La vague de bonheur n’a pas baissé d’un cran, au contraire, au morceau d’après, Tú sí sabes quererme, tiré d’un album datant de 2017, Musas, et qui figure visiblement parmi les favoris des admirateurs de la chanteuse mexicaine.

Encore une fois, aucun spectateur n’avait les fesses vissées sur son siège : les hanches se déliaient et l’ambiance était à la fête, ce qu’on n’aurait pas cru possible deux heures plus tôt, lorsque les artistes sont entrés en scène.

Natalia Lafourcade est en effet apparue côté jardin marchant d’un pas lent, en tenant dans ses mains la très vaste jupe de sa robe noire. Le moment se voulait empreint d’une certaine solennité, mais on sentait la chanteuse empêtrée dans cette toile au diamètre impressionnant, qui fut déployée avec l’aide de techniciens de scène après qu’elle eut pris place sur la chaise placée au centre de la scène.

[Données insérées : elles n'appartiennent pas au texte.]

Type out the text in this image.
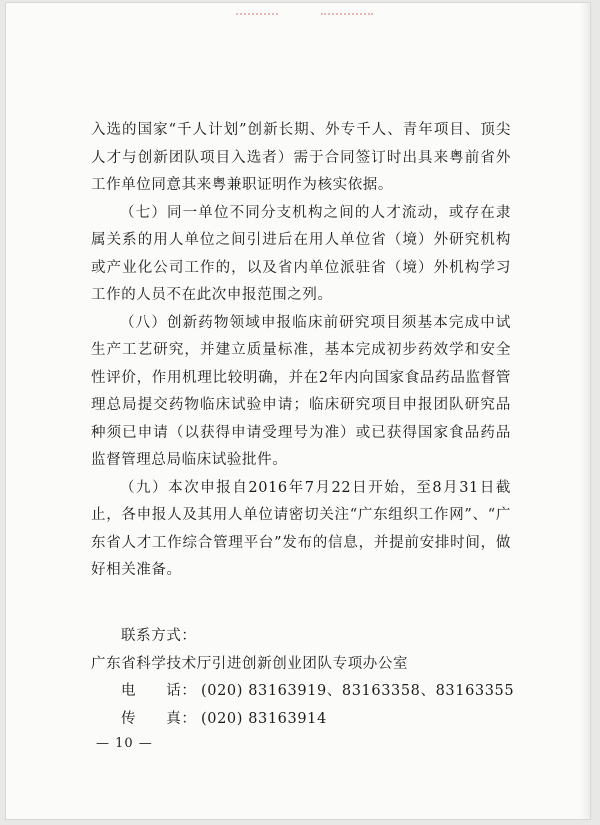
入选的国家“千人计划”创新长期、外专千人、青年项目、顶尖人才与创新团队项目入选者）需于合同签订时出具来粤前省外工作单位同意其来粤兼职证明作为核实依据。

（七）同一单位不同分支机构之间的人才流动，或存在隶属关系的用人单位之间引进后在用人单位省（境）外研究机构或产业化公司工作的，以及省内单位派驻省（境）外机构学习工作的人员不在此次申报范围之列。

（八）创新药物领域申报临床前研究项目须基本完成中试生产工艺研究，并建立质量标准，基本完成初步药效学和安全性评价，作用机理比较明确，并在2年内向国家食品药品监督管理总局提交药物临床试验申请；临床研究项目申报团队研究品种须已申请（以获得申请受理号为准）或已获得国家食品药品监督管理总局临床试验批件。

（九）本次申报自2016年7月22日开始，至8月31日截止，各申报人及其用人单位请密切关注“广东组织工作网”、“广东省人才工作综合管理平台”发布的信息，并提前安排时间，做好相关准备。

联系方式：
广东省科学技术厅引进创新创业团队专项办公室
电　　话： (020) 83163919、83163358、83163355
传　　真： (020) 83163914
— 10 —
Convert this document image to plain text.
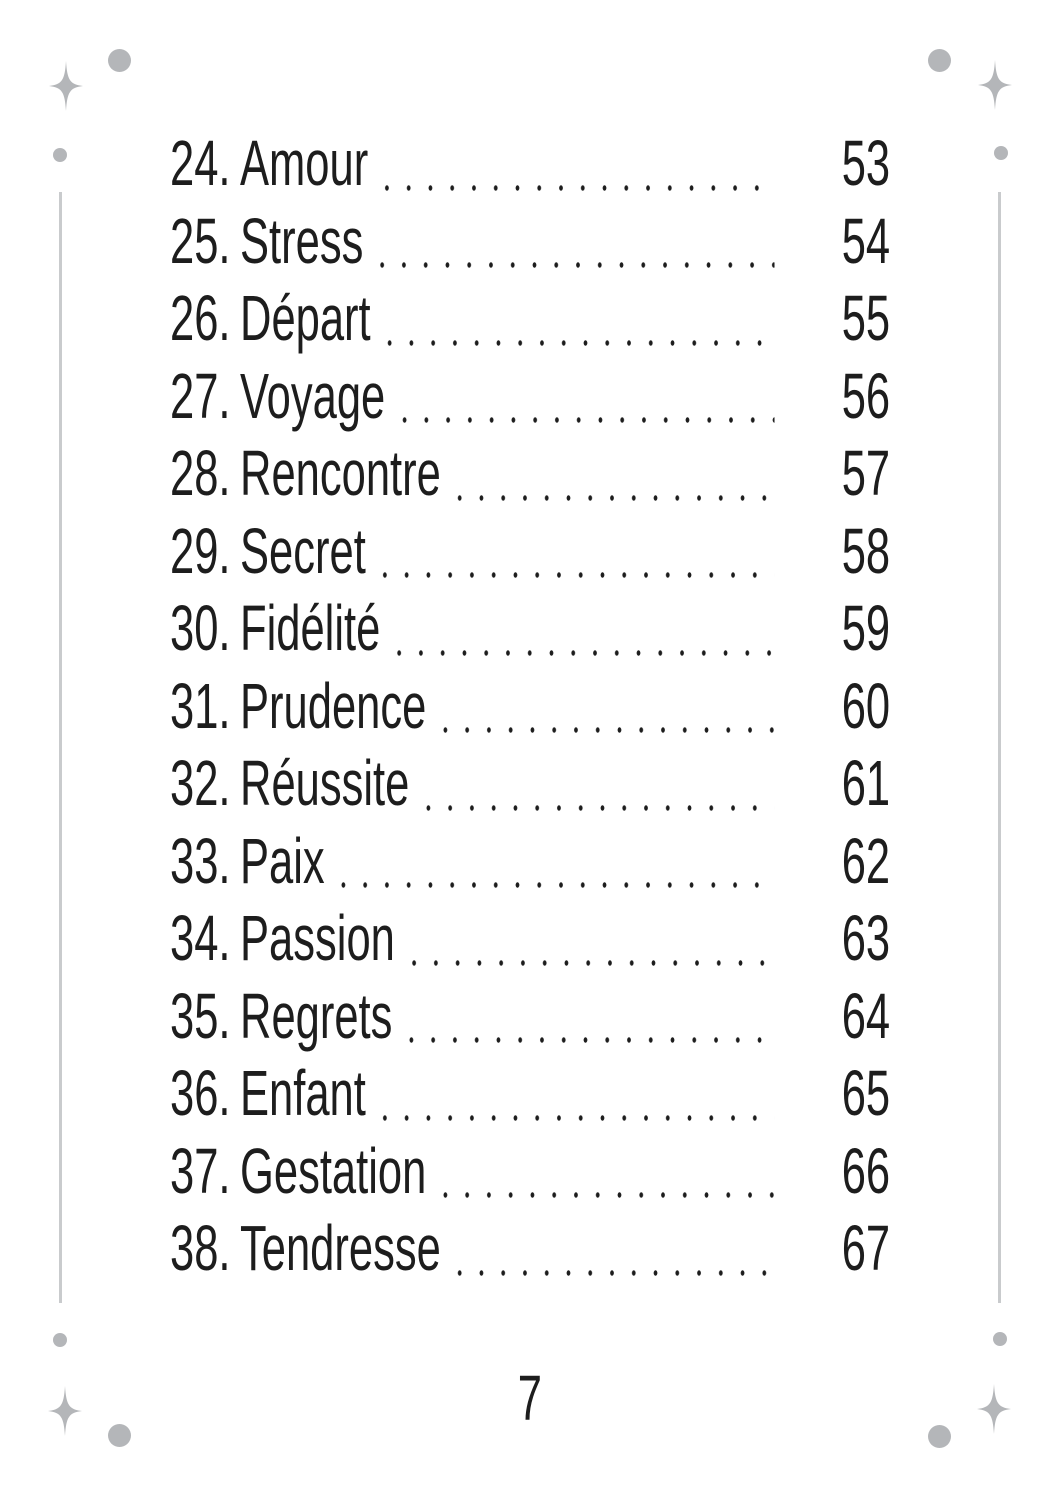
24. Amour	53
25. Stress	54
26. Départ	55
27. Voyage	56
28. Rencontre	57
29. Secret	58
30. Fidélité	59
31. Prudence	60
32. Réussite	61
33. Paix	62
34. Passion	63
35. Regrets	64
36. Enfant	65
37. Gestation	66
38. Tendresse	67
7
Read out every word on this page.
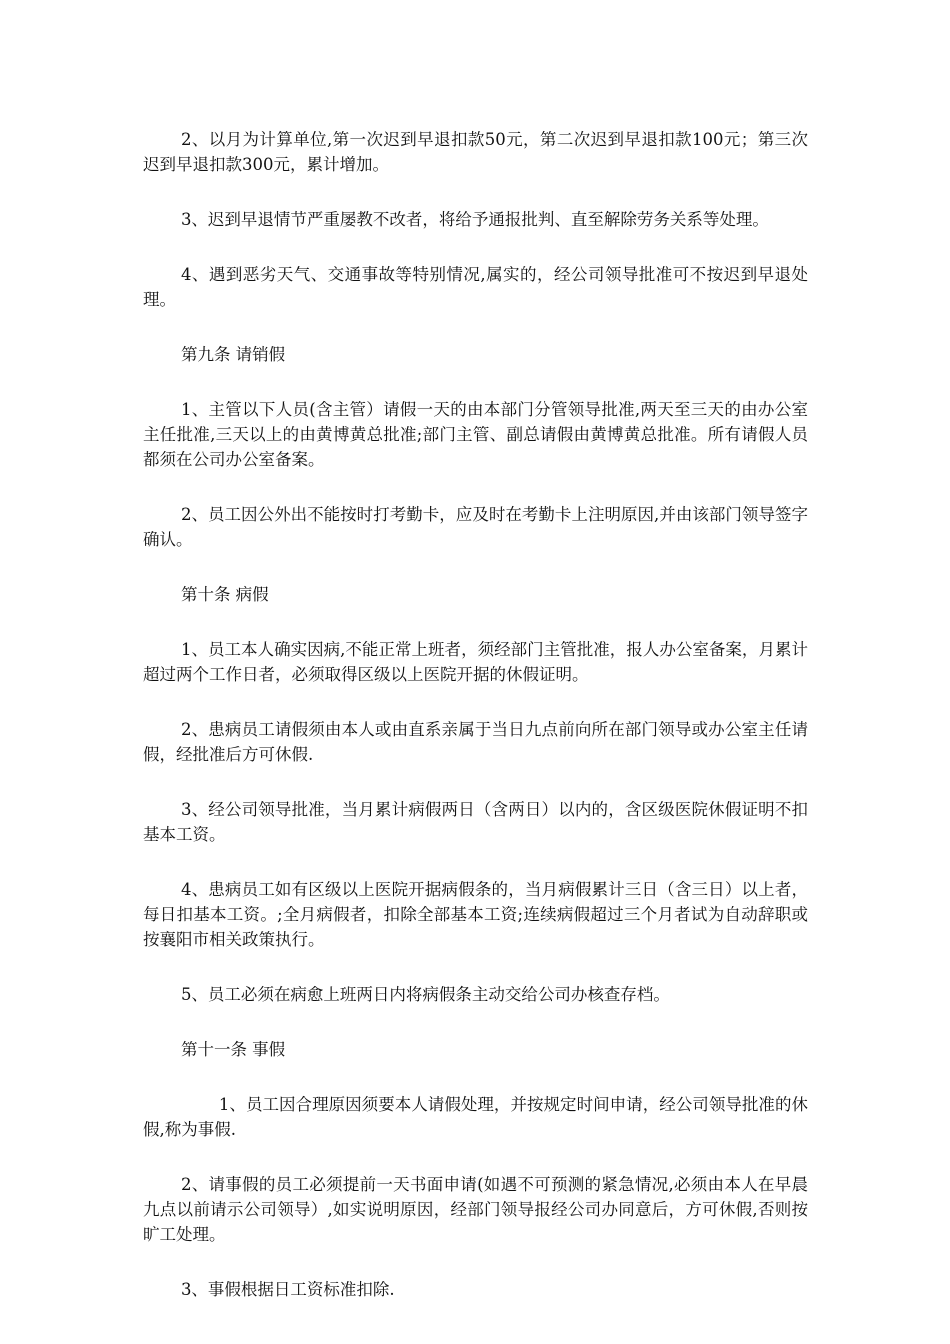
2、以月为计算单位,第一次迟到早退扣款50元，第二次迟到早退扣款100元；第三次迟到早退扣款300元，累计增加。

3、迟到早退情节严重屡教不改者，将给予通报批判、直至解除劳务关系等处理。

4、遇到恶劣天气、交通事故等特别情况,属实的，经公司领导批准可不按迟到早退处理。

第九条 请销假

1、主管以下人员(含主管）请假一天的由本部门分管领导批准,两天至三天的由办公室主任批准,三天以上的由黄博黄总批准;部门主管、副总请假由黄博黄总批准。所有请假人员都须在公司办公室备案。

2、员工因公外出不能按时打考勤卡，应及时在考勤卡上注明原因,并由该部门领导签字确认。

第十条 病假

1、员工本人确实因病,不能正常上班者，须经部门主管批准，报人办公室备案，月累计超过两个工作日者，必须取得区级以上医院开据的休假证明。

2、患病员工请假须由本人或由直系亲属于当日九点前向所在部门领导或办公室主任请假，经批准后方可休假.

3、经公司领导批准，当月累计病假两日（含两日）以内的，含区级医院休假证明不扣基本工资。

4、患病员工如有区级以上医院开据病假条的，当月病假累计三日（含三日）以上者，每日扣基本工资。;全月病假者，扣除全部基本工资;连续病假超过三个月者试为自动辞职或按襄阳市相关政策执行。

5、员工必须在病愈上班两日内将病假条主动交给公司办核查存档。

第十一条 事假

1、员工因合理原因须要本人请假处理，并按规定时间申请，经公司领导批准的休假,称为事假.

2、请事假的员工必须提前一天书面申请(如遇不可预测的紧急情况,必须由本人在早晨九点以前请示公司领导）,如实说明原因，经部门领导报经公司办同意后，方可休假,否则按旷工处理。

3、事假根据日工资标准扣除.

PHOTO DOMINICK GRAVEL, LA PRESSE

La très large robe noire de la chanteuse constituait pratiquement un élément de décor.

On ne le savait pas encore, mais ce concert – le premier de deux qu’elle présente à Montréal, l’autre étant programmé ce jeudi – inaugurait sa première tournée en cinq ans. « Il y a des choses qui sont prêtes et d’autres qui ne le sont pas, a tenu à préciser Natalia Lafourcade, chez qui on ne sentait pas une miette de trac. C’est comme ça, la vie. » Elle avait raison de ne pas trembler : si elle ne l’avait pas mentionné, jamais on n’aurait songé que son groupe et elle n’étaient pas déjà parfaitement rodés.

Une foule captivée

Le mouvement d’ensemble du concert et l’exécution furent en effet impeccable. Misant sur les morceaux de son plus récent album, De todas las flores, dont elle a interprété 9 des 12 chansons au cours de la première partie du spectacle, Natalia Lafourcade a d’abord paru vouloir installer un cadre un peu sage. Entourée de ses quatre musiciens (un pianiste, un contrebassiste, un percussionniste et un guitariste possédant aussi une superbe voix), elle a tout de suite captivé la salle.

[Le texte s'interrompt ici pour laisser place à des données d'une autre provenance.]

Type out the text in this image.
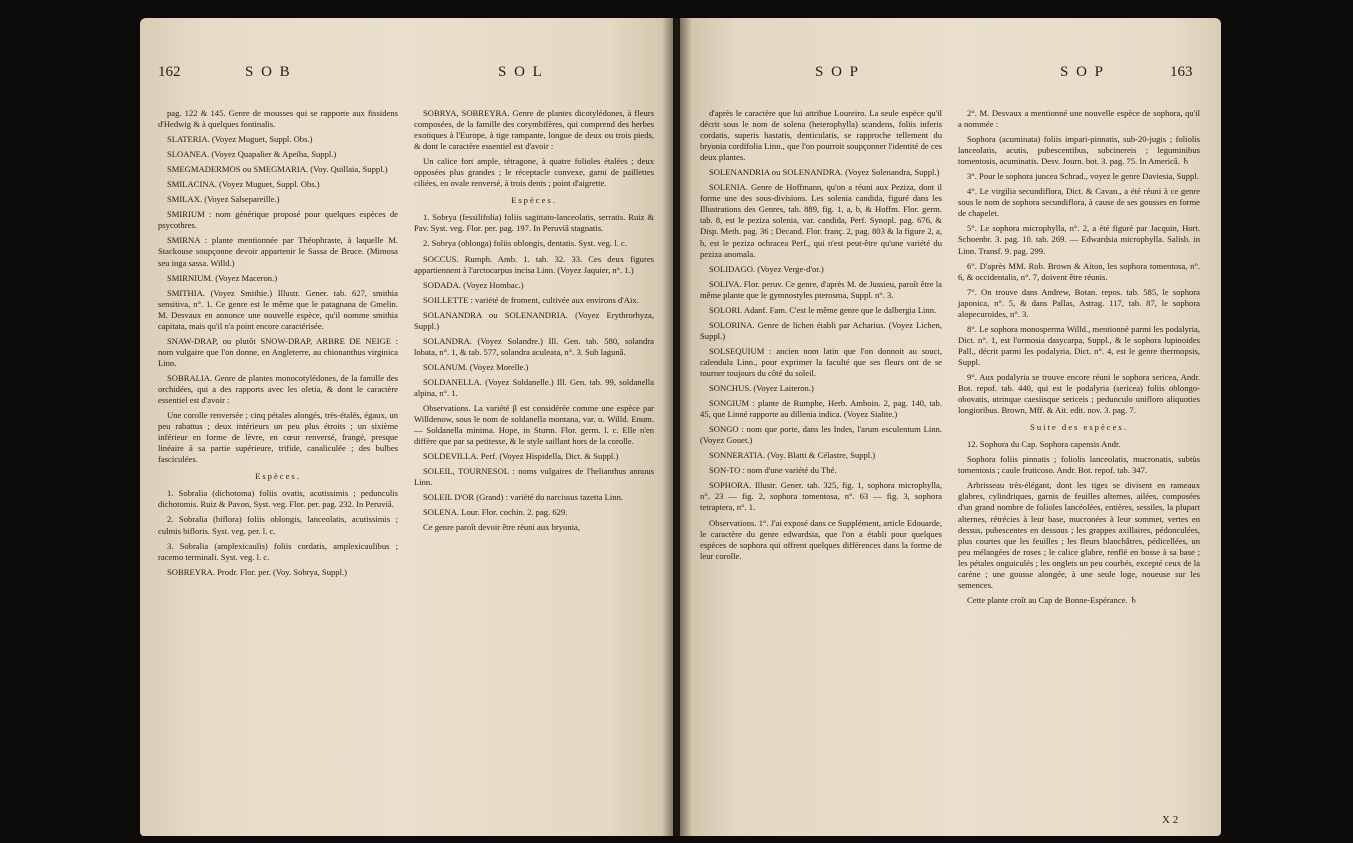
162	S O B	S O L

pag. 122 & 145. Genre de mousses qui se rapporte aux fissidens d'Hedwig & à quelques fontinalis.

SLATERIA. (Voyez Muguet, Suppl. Obs.)

SLOANEA. (Voyez Quapalier & Apeiba, Suppl.)

SMEGMADERMOS ou SMEGMARIA. (Voy. Quillaia, Suppl.)

SMILACINA. (Voyez Muguet, Suppl. Obs.)

SMILAX. (Voyez Salsepareille.)

SMIRIUM : nom générique proposé pour quelques espèces de psycothres.

SMIRNA : plante mentionnée par Théophraste, à laquelle M. Stackouse soupçonne devoir appartenir le Sassa de Bruce. (Mimosa seu inga sassa. Willd.)

SMIRNIUM. (Voyez Maceron.)

SMITHIA. (Voyez Smithie.) Illustr. Gener. tab. 627, smithia sensitiva, n°. 1. Ce genre est le même que le patagnana de Gmelin. M. Desvaux en annonce une nouvelle espèce, qu'il nomme smithia capitata, mais qu'il n'a point encore caractérisée.

SNAW-DRAP, ou plutôt SNOW-DRAP, ARBRE DE NEIGE : nom vulgaire que l'on donne, en Angleterre, au chionanthus virginica Linn.

SOBRALIA. Genre de plantes monocotylédones, de la famille des orchidées, qui a des rapports avec les oletia, & dont le caractère essentiel est d'avoir :

Une corolle renversée ; cinq pétales alongés, très-étalés, égaux, un peu rabattus ; deux intérieurs un peu plus étroits ; un sixième inférieur en forme de lèvre, en cœur renversé, frangé, presque linéaire à sa partie supérieure, trifide, canaliculée ; des bulbes fasciculées.

Espèces.

1. Sobralia (dichotoma) foliis ovatis, acutissimis ; pedunculis dichotomis. Ruiz & Pavon, Syst. veg. Flor. per. pag. 232. In Peruviâ.

2. Sobralia (biflora) foliis oblongis, lanceolatis, acutissimis ; culmis bifloris. Syst. veg. per. l. c.

3. Sobralia (amplexicaulis) foliis cordatis, amplexicaulibus ; racemo terminali. Syst. veg. l. c.

SOBREYRA. Prodr. Flor. per. (Voy. Sobrya, Suppl.)

SOBRYA, SOBREYRA. Genre de plantes dicotylédones, à fleurs composées, de la famille des corymbifères, qui comprend des herbes exotiques à l'Europe, à tige rampante, longue de deux ou trois pieds, & dont le caractère essentiel est d'avoir :

Un calice fort ample, tétragone, à quatre folioles étalées ; deux opposées plus grandes ; le réceptacle convexe, garni de paillettes ciliées, en ovale renversé, à trois dents ; point d'aigrette.

Espèces.

1. Sobrya (fessilifolia) foliis sagittato-lanceolatis, serratis. Ruiz & Pav. Syst. veg. Flor. per. pag. 197. In Peruviâ stagnatis.

2. Sobrya (oblonga) foliis oblongis, dentatis. Syst. veg. l. c.

SOCCUS. Rumph. Amb. 1. tab. 32. 33. Ces deux figures appartiennent à l'arctocarpus incisa Linn. (Voyez Jaquier, n°. 1.)

SODADA. (Voyez Hombac.)

SOILLETTE : variété de froment, cultivée aux environs d'Aix.

SOLANANDRA ou SOLENANDRIA. (Voyez Erythrorhyza, Suppl.)

SOLANDRA. (Voyez Solandre.) Ill. Gen. tab. 580, solandra lobata, n°. 1, & tab. 577, solandra aculeata, n°. 3. Sub lagunâ.

SOLANUM. (Voyez Morelle.)

SOLDANELLA. (Voyez Soldanelle.) Ill. Gen. tab. 99, soldanella alpina, n°. 1.

Observations. La variété β est considérée comme une espèce par Willdenow, sous le nom de soldanella montana, var. α. Willd. Enum. — Soldanella minima. Hope, in Sturm. Flor. germ. l. c. Elle n'en diffère que par sa petitesse, & le style saillant hors de la corolle.

SOLDEVILLA. Perf. (Voyez Hispidella, Dict. & Suppl.)

SOLEIL, TOURNESOL : noms vulgaires de l'helianthus annuus Linn.

SOLEIL D'OR (Grand) : variété du narcissus tazetta Linn.

SOLENA. Lour. Flor. cochin. 2. pag. 629.

Ce genre paroît devoir être réuni aux bryonia,

S O P	S O P	163

d'après le caractère que lui attribue Loureiro. La seule espèce qu'il décrit sous le nom de solena (heterophylla) scandens, foliis inferis cordatis, superis hastatis, denticulatis, se rapproche tellement du bryonia cordifolia Linn., que l'on pourroit soupçonner l'identité de ces deux plantes.

SOLENANDRIA ou SOLENANDRA. (Voyez Solenandra, Suppl.)

SOLENIA. Genre de Hoffmann, qu'on a réuni aux Peziza, dont il forme une des sous-divisions. Les solenia candida, figuré dans les Illustrations des Genres, tab. 889, fig. 1, a, b, & Hoffm. Flor. germ. tab. 8, est le peziza solenia, var. candida, Perf. Synopl. pag. 676, & Disp. Meth. pag. 36 ; Decand. Flor. franç. 2, pag. 803 & la figure 2, a, b, est le peziza ochracea Perf., qui n'est peut-être qu'une variété du peziza anomala.

SOLIDAGO. (Voyez Verge-d'or.)

SOLIVA. Flor. peruv. Ce genre, d'après M. de Jussieu, paroît être la même plante que le gymnostyles pterosma, Suppl. n°. 3.

SOLORI. Adanf. Fam. C'est le même genre que le dalbergia Linn.

SOLORINA. Genre de lichen établi par Acharius. (Voyez Lichen, Suppl.)

SOLSEQUIUM : ancien nom latin que l'on donnoit au souci, calendula Linn., pour exprimer la faculté que ses fleurs ont de se tourner toujours du côté du soleil.

SONCHUS. (Voyez Laiteron.)

SONGIUM : plante de Rumphe, Herb. Amboin. 2, pag. 140, tab. 45, que Linné rapporte au dillenia indica. (Voyez Sialite.)

SONGO : nom que porte, dans les Indes, l'arum esculentum Linn. (Voyez Gouet.)

SONNERATIA. (Voy. Blatti & Célastre, Suppl.)

SON-TO : nom d'une variété du Thé.

SOPHORA. Illustr. Gener. tab. 325, fig. 1, sophora microphylla, n°. 23 — fig. 2, sophora tomentosa, n°. 63 — fig. 3, sophora tetraptera, n°. 1.

Observations. 1°. J'ai exposé dans ce Supplément, article Edouarde, le caractère du genre edwardsia, que l'on a établi pour quelques espèces de sophora qui offrent quelques différences dans la forme de leur corolle.

2°. M. Desvaux a mentionné une nouvelle espèce de sophora, qu'il a nommée :

Sophora (acuminata) foliis impari-pinnatis, sub-20-jugis ; foliolis lanceolatis, acutis, pubescentibus, subcinereis ; leguminibus tomentosis, acuminatis. Desv. Journ. bot. 3. pag. 75. In Americâ. ♄

3°. Pour le sophora juncea Schrad., voyez le genre Daviesia, Suppl.

4°. Le virgilia secundiflora, Dict. & Cavan., a été réuni à ce genre sous le nom de sophora secundiflora, à cause de ses gousses en forme de chapelet.

5°. Le sophora microphylla, n°. 2, a été figuré par Jacquin, Hort. Schoenbr. 3. pag. 10. tab. 269. — Edwardsia microphylla. Salisb. in Linn. Transf. 9. pag. 299.

6°. D'après MM. Rob. Brown & Aiton, les sophora tomentosa, n°. 6, & occidentalis, n°. 7, doivent être réunis.

7°. On trouve dans Andrew, Botan. repos. tab. 585, le sophora japonica, n°. 5, & dans Pallas, Astrag. 117, tab. 87, le sophora alopecuroides, n°. 3.

8°. Le sophora monosperma Willd., mentionné parmi les podalyria, Dict. n°. 1, est l'ormosia dasycarpa, Suppl., & le sophora lupinoides Pall., décrit parmi les podalyria, Dict. n°. 4, est le genre thermopsis, Suppl.

9°. Aux podalyria se trouve encore réuni le sophora sericea, Andr. Bot. repof. tab. 440, qui est le podalyria (sericea) foliis oblongo-obovatis, utrinque caesiisque sericeis ; pedunculo unifloro aliquoties longioribus. Brown, Mff. & Ait. edit. nov. 3. pag. 7.

Suite des espèces.

12. Sophora du Cap. Sophora capensis Andr.

Sophora foliis pinnatis ; foliolis lanceolatis, mucronatis, subtùs tomentosis ; caule fruticoso. Andr. Bot. repof. tab. 347.

Arbrisseau très-élégant, dont les tiges se divisent en rameaux glabres, cylindriques, garnis de feuilles alternes, ailées, composées d'un grand nombre de folioles lancéolées, entières, sessiles, la plupart alternes, rétrécies à leur base, mucronées à leur sommet, vertes en dessus, pubescentes en dessous ; les grappes axillaires, pédonculées, plus courtes que les feuilles ; les fleurs blanchâtres, pédicellées, un peu mélangées de roses ; le calice glabre, renflé en bosse à sa base ; les pétales onguiculés ; les onglets un peu courbés, excepté ceux de la carène ; une gousse alongée, à une seule loge, noueuse sur les semences.

Cette plante croît au Cap de Bonne-Espérance. ♄

X 2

Plus encore que sur disque, la chanteuse dialoguait musicalement avec son pianiste, qui rajoutait de jolies teintes de bleu sur De todas las flores et Pasan los días.

L’atmosphère s’est mise à changer sur Llévame viento, où, tirant des sons parfois inusités de leurs instruments, les musiciens ont évoqué le vent de la chanson, créant un moment de poésie rehaussé par une sonorisation sans faille.

Ponctué de moments dramatiques, mais surtout empreint de nostalgie, le premier tiers du concert a oscillé entre envies jazz et réminiscences cubaines, mexicaines et brésiliennes. Le tout rendu avec une grande finesse. Natalia Lafourcade, elle, faisait élégamment glisser son chant sur ces musiques pleines de charme. Le constat s’est imposé de lui-même : cette femme possède un charisme fou. Il a suffi que la cadence augmente un peu pour que le groove qui naissait sur la scène fasse rouler des épaules et remuer des hanches dans la salle pourtant encore assise. Pendant María La Curandera, même un technicien de scène n’a pas pu s’empêcher d’esquisser des pas de danse côté cour.

Quelques boléros

Après une finale théâtrale, Muerte, la chanteuse est sortie de scène le temps de changer de tenue et de revenir sur les planches vêtue d’une robe blanche à frange. Le message était clair : après le voyage dans les affres d’une rupture amoureuse, il était temps de revenir à la vie. Natalia Lafourcade a alors entonné quelques boléros qui l’ont accompagnée « toute sa vie » – La Llorona, Tú me acostumbraste et Soledad y el Mar – très chaleureusement reçus par l’auditoire.

On avait compris à ce moment-là que Natalia Lafourcade avait conçu son spectacle comme un lent crescendo. Elle avait soigneusement mis la table, augmentant discrètement le rythme, soulignant de plus en plus les grooves, pour mener au bouquet final entre autres composé de Lo que construimos, Hasta la raíz, Mi Tierra veracruzana et sa touchante Nunca es suficiente.

Ce fut, au bout d’un peu plus de deux heures de musique, un triomphe. Celui de l’élégance, celui de la beauté, celui d’un groupe en symbiose quasi parfaite et celui d’une chanteuse et musicienne au goût sûr et au magnétisme irrésistible.